Three years of Pershing investigation show Herbalife is a pyramid scheme whose top distributors and senior executives profit from deception, while a compliance staff of only 250-350 — roughly one per 11,000 distributors — cannot credibly police the network.
Build an independent compliance program with authority to investigate top executives and distributors, prioritize seven abuse areas (Nutrition Club training, comp statements, income claims, recruiting materials, lead generation, product claims, retail-sales rules), and enforce the 70% and Ten Customer Rules.

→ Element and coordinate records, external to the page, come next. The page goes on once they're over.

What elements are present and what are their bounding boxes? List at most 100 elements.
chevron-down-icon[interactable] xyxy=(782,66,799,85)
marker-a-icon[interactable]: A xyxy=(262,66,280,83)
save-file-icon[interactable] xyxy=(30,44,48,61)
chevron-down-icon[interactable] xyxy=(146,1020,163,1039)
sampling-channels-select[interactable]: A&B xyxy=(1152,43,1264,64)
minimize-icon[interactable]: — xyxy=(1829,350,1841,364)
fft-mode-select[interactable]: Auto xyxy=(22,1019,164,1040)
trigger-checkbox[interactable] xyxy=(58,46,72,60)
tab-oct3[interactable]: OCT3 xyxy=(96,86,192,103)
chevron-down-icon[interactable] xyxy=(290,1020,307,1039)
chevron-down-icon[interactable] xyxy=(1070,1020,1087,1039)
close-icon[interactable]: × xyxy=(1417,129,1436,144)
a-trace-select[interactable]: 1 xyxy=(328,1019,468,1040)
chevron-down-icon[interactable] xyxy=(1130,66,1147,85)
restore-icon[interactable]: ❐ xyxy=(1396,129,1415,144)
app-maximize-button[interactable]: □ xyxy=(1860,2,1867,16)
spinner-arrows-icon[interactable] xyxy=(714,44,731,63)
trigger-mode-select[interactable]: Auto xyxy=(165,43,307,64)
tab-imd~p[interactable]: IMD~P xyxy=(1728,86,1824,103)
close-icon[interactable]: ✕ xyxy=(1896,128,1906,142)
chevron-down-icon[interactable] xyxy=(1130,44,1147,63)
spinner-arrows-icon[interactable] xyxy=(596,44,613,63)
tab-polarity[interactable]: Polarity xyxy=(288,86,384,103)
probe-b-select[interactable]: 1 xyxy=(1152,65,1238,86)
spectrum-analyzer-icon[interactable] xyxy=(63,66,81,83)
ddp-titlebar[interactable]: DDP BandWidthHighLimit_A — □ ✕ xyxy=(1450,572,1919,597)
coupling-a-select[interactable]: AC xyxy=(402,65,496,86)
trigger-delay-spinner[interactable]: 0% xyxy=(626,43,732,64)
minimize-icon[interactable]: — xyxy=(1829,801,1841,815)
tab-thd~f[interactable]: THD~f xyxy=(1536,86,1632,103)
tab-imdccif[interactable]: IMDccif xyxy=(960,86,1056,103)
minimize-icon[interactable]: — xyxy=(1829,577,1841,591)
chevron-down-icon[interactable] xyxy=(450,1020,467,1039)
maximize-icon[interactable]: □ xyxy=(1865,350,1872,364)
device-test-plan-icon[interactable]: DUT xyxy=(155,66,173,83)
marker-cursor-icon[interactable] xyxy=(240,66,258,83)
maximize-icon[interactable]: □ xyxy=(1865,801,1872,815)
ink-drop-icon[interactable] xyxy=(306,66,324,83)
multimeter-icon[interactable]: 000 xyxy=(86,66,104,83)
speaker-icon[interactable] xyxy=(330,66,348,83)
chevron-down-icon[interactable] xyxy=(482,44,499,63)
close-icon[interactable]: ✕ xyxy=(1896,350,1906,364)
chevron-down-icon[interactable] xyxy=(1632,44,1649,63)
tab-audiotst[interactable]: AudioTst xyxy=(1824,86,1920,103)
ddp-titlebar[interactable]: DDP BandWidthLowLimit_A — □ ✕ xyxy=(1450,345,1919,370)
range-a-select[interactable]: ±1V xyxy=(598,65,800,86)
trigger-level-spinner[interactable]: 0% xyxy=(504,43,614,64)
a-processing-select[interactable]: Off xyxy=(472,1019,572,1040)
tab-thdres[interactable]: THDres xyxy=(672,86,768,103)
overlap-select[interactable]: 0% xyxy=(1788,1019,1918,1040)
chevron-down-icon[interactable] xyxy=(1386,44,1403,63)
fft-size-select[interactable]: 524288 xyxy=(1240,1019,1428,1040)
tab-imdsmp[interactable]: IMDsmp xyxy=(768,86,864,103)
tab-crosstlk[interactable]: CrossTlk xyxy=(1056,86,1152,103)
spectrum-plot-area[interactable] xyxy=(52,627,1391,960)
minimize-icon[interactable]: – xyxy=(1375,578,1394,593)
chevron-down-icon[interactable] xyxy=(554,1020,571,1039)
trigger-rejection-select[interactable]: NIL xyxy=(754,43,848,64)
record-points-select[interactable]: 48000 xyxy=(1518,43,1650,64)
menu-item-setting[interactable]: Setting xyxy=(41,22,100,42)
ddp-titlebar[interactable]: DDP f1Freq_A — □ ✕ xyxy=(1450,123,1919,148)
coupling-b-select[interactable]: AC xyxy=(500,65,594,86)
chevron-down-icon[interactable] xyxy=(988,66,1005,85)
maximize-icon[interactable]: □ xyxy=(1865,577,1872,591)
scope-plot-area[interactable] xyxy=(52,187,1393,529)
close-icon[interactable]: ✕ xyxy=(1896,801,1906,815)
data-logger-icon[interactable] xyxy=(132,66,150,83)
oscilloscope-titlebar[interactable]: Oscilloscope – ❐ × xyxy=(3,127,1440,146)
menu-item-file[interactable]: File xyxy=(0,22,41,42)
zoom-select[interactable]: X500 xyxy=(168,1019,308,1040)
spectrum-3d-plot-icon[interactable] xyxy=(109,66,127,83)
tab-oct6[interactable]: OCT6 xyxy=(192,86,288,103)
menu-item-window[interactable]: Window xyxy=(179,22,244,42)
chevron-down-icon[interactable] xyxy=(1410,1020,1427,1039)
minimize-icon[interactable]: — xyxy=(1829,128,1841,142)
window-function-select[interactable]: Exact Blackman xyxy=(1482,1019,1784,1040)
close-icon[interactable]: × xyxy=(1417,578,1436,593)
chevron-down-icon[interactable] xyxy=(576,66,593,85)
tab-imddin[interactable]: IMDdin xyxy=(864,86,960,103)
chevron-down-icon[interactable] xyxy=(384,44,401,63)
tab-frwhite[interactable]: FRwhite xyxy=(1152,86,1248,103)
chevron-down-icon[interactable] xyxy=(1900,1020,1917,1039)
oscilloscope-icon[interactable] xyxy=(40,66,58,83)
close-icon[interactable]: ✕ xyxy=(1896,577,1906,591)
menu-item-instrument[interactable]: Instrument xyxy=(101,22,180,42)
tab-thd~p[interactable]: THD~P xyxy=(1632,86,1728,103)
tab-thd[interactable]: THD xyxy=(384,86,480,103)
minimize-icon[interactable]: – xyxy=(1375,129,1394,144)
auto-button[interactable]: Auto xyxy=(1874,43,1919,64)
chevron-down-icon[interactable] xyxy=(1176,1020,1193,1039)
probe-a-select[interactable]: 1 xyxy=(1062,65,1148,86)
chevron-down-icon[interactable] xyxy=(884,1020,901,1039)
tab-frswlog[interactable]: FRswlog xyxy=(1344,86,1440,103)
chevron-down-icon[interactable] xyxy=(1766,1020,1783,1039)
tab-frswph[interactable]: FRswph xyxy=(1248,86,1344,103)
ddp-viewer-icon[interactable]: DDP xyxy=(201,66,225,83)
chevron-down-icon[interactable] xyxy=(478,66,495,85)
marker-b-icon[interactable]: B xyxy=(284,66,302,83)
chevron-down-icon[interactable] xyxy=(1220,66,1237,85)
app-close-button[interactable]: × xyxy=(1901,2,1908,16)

Genuine enforcement would protect the roughly two million new recruits per year — disproportionately vulnerable Latino and minority communities — who currently churn through the scheme losing thousands of dollars each in pursuit of illusory retail-sales opportunities.
The three reasons
- 1
Herbalife is the largest and best-managed pyramid scheme in the world
- 2
Compliance and recruitment are mutually exclusive — telling recruits the truth would collapse enrollment
- 3
Top distributors and senior executives are intertwined, so compliance has no independence to police wrongdoing
Primary demands
- Build an independent, well-funded, robust compliance system covering ~4 million distributors in 91 countries
- Grant compliance professionals authority to investigate top executives and top distributors
- Investigate seven priority abuse areas: Nutrition Club training, compensation statements, deceptive income claims, sales of recruiting materials, lead generation, product claims, and rules to incentivize retail sales
- Routinely audit distributors for compliance with the 70% Rule and Ten Customer Rule, including by collecting retail receipts
- Impose material financial sanctions on distributors who violate rules, profit from wrongdoing, or fail to enforce standards
- Meet privately with Pershing Square (without other Herbalife executives present)
KPIs cited
Pattern membership
Composition what's on the 19 slides
Slide gallery ·
Notes
Open letter from David Klafter (Senior Counsel, Pershing Square) to Pamela Jones Harbour, the newly-appointed SVP of Global Member Compliance & Privacy at Herbalife (and former FTC Commissioner). Heavily lawyered follow-up in the long-running Herbalife short campaign that began at Sohn December 2012; it stitches together prior Pershing decks ('Who Wants to Be a Millionaire?' 2012, 'Robin Hood in Reverse' 2013, 'Herbalife in China' 3/2014, 'The Big Lie' 7/2014) and uses CEO/COO earnings-call quotes (Michael Johnson and Des Walsh, 11/4/2014) plus sell-side target cuts (Pivotal/Ramey, Barclays/Adler) to argue management is tacitly conceding the model is broken. Primary rhetorical device is the 'Compliance OR Recruitment' binary framing. Structurally a plain Word-style letter on Pershing letterhead with one embedded screenshot (Ramey's analyst notes, p.2); no charts, no valuation work, no price target — this is a regulatory/legal pressure piece rather than a thesis deck. Final page (p.19) is a scanned signature page. Unusual specimen: activist-to-compliance-officer personal appeal, signed by counsel rather than Ackman.